TRM Labs said it uncovered over $3.84 billion in crypto flows between CoinEx and a web of more than 60 sanctioned Iranian platforms.

By André Beganski

3 min read

CoinEx denied allegations on Thursday that the Seychelles-based crypto exchange knowingly served as a conduit for billions of dollars in sanctioned Iranian funds, pushing back against a report from The Wall Street Journal that leaned heavily on analysis from TRM Labs.

The crypto analytics firm published a blog post drawing connections between CoinEx and more than 60 Iranian platforms, including Nobitex, which was slapped with U.S. sanctions earlier this month for allegedly facilitating terrorist financing, sanctions evasion, and ransomware payments.

For years, CoinEx has shared a close connection with the platform known as Iran’s largest crypto exchange, gaining on-chain exposure to Iranian military entities while also serving as Nobitex’s “single largest external counterparty,” according to TRM.

CoinEx pinned its defense on neutrality, asserting that it operates as a global exchange that serves ordinary users worldwide, with no official ties to Iranian authorities or sanctioned entities.

“We firmly reject any narrative that conflates ordinary user activity with state-level sanctions evasion, and any inference that equates on-chain fund flows with platform knowledge of, support for, or participation in illicit activity,” CoinEx said in an X post.

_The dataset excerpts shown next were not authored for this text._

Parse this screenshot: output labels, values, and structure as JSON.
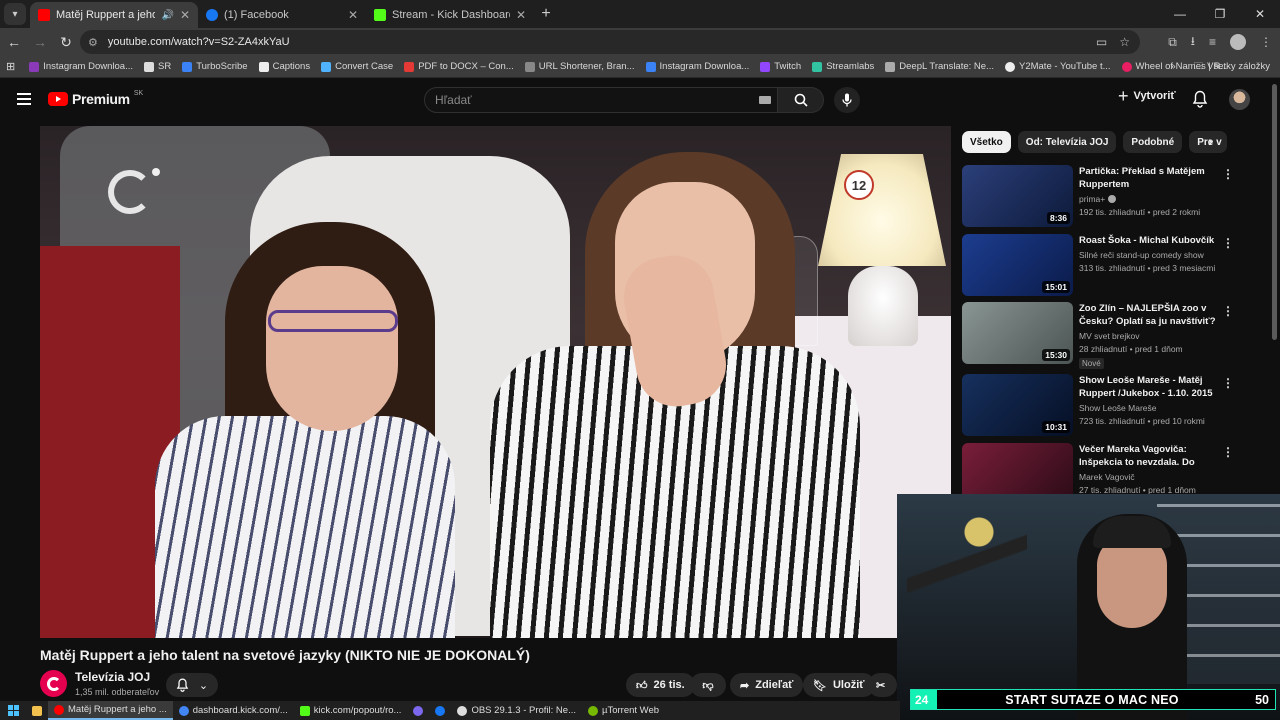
{
  "browser": {
    "tabs": [
      {
        "title": "Matěj Ruppert a jeho talent na svetové jazyky",
        "color": "#ff0000",
        "active": true
      },
      {
        "title": "(1) Facebook",
        "color": "#1877f2",
        "active": false
      },
      {
        "title": "Stream - Kick Dashboard",
        "color": "#53fc18",
        "active": false
      }
    ],
    "url": "youtube.com/watch?v=S2-ZA4xkYaU",
    "bookmarks": [
      {
        "label": "Instagram Downloa...",
        "color": "#8a3ab9"
      },
      {
        "label": "SR",
        "color": "#dddddd"
      },
      {
        "label": "TurboScribe",
        "color": "#3b82f6"
      },
      {
        "label": "Captions",
        "color": "#eeeeee"
      },
      {
        "label": "Convert Case",
        "color": "#4fb3ff"
      },
      {
        "label": "PDF to DOCX – Con...",
        "color": "#e53935"
      },
      {
        "label": "URL Shortener, Bran...",
        "color": "#888888"
      },
      {
        "label": "Instagram Downloa...",
        "color": "#3b82f6"
      },
      {
        "label": "Twitch",
        "color": "#9146ff"
      },
      {
        "label": "Streamlabs",
        "color": "#31c3a2"
      },
      {
        "label": "DeepL Translate: Ne...",
        "color": "#aaaaaa"
      },
      {
        "label": "Y2Mate - YouTube t...",
        "color": "#eeeeee"
      },
      {
        "label": "Wheel of Names | R...",
        "color": "#e91e63"
      }
    ],
    "all_bookmarks": "Všetky záložky"
  },
  "youtube": {
    "logo_text": "Premium",
    "country": "SK",
    "search_placeholder": "Hľadať",
    "create_label": "Vytvoriť",
    "video": {
      "title": "Matěj Ruppert a jeho talent na svetové jazyky (NIKTO NIE JE DOKONALÝ)",
      "overlay_number": "12",
      "channel": "Televízia JOJ",
      "subscribers": "1,35 mil. odberateľov",
      "likes": "26 tis.",
      "share_label": "Zdieľať",
      "save_label": "Uložiť"
    },
    "chips": [
      "Všetko",
      "Od: Televízia JOJ",
      "Podobné",
      "Pre v"
    ],
    "recommendations": [
      {
        "title": "Partička: Překlad s Matějem Ruppertem",
        "channel": "prima+",
        "meta": "192 tis. zhliadnutí • pred 2 rokmi",
        "duration": "8:36",
        "badge": "",
        "thumb_color": "#2b3f7a"
      },
      {
        "title": "Roast Šoka - Michal Kubovčík",
        "channel": "Silné reči stand-up comedy show",
        "meta": "313 tis. zhliadnutí • pred 3 mesiacmi",
        "duration": "15:01",
        "badge": "",
        "thumb_color": "#1c3d8f"
      },
      {
        "title": "Zoo Zlín – NAJLEPŠIA zoo v Česku? Oplatí sa ju navštíviť? ...",
        "channel": "MV svet brejkov",
        "meta": "28 zhliadnutí • pred 1 dňom",
        "duration": "15:30",
        "badge": "Nové",
        "thumb_color": "#6f7a78"
      },
      {
        "title": "Show Leoše Mareše - Matěj Ruppert  /Jukebox - 1.10. 2015",
        "channel": "Show Leoše Mareše",
        "meta": "723 tis. zhliadnutí • pred 10 rokmi",
        "duration": "10:31",
        "badge": "",
        "thumb_color": "#16305e"
      },
      {
        "title": "Večer Mareka Vagoviča: Inšpekcia to nevzdala. Do voli...",
        "channel": "Marek Vagovič",
        "meta": "27 tis. zhliadnutí • pred 1 dňom",
        "duration": "",
        "badge": "",
        "thumb_color": "#7a1e3a"
      }
    ]
  },
  "stream_overlay": {
    "left_number": "24",
    "banner": "START SUTAZE O MAC NEO",
    "right_number": "50",
    "accent": "#13f1b4"
  },
  "taskbar": {
    "items": [
      {
        "label": "Matěj Ruppert a jeho ...",
        "color": "#ff0000",
        "active": true
      },
      {
        "label": "dashboard.kick.com/...",
        "color": "#4285f4",
        "active": false
      },
      {
        "label": "kick.com/popout/ro...",
        "color": "#53fc18",
        "active": false
      },
      {
        "label": "",
        "color": "#7b68ee",
        "active": false
      },
      {
        "label": "",
        "color": "#1877f2",
        "active": false
      },
      {
        "label": "OBS 29.1.3 - Profil: Ne...",
        "color": "#dddddd",
        "active": false
      },
      {
        "label": "µTorrent Web",
        "color": "#76b900",
        "active": false
      }
    ]
  }
}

Over the past seven years, more than $3.84 billion has flowed between CoinEx and a mining pool owned by the exchange’s parent company, ViaBTC, which TRM said its data shows. The firm described CoinEx as “the single biggest lifeline for Iran’s cryptocurrency ecosystem.”

Because CoinEx, which debuted nearly a decade ago in Hong Kong, has transaction exposure to more than 60 entities operating in Iran, TRM argued that “this connectivity is unlikely to be independent market behavior.”

On top of that, TRM alleged that CoinEx’s platform was subject to a year-long money laundering scheme that ended this month, in which the exchange received $67 million derived from Iran’s central bank through a web of transfers extending across several blockchains.

On X, CoinEx said that it moved quickly after Nobitex was sanctioned to strengthen identification of Iranian users, implement comprehensive geo-fencing, detect suspicious transactions, and ramp up “action against accounts using the platform for illicit activity.”

While recent reports suggest that the Iranian government has accepted Bitcoin as payment for transiting the Strait of Hormuz, through which 20% of the world’s oil supplies once flowed, the U.S. government has been proactive, according to Treasury Secretary Scott Bessent.

Days before Nobitex was sanctioned alongside three other exchanges, Bessent said the U.S. had seized $1 billion worth of cryptocurrency from entities linked to Iran. He posited at the time that some individuals “might not have realized that their wallet had been grabbed.”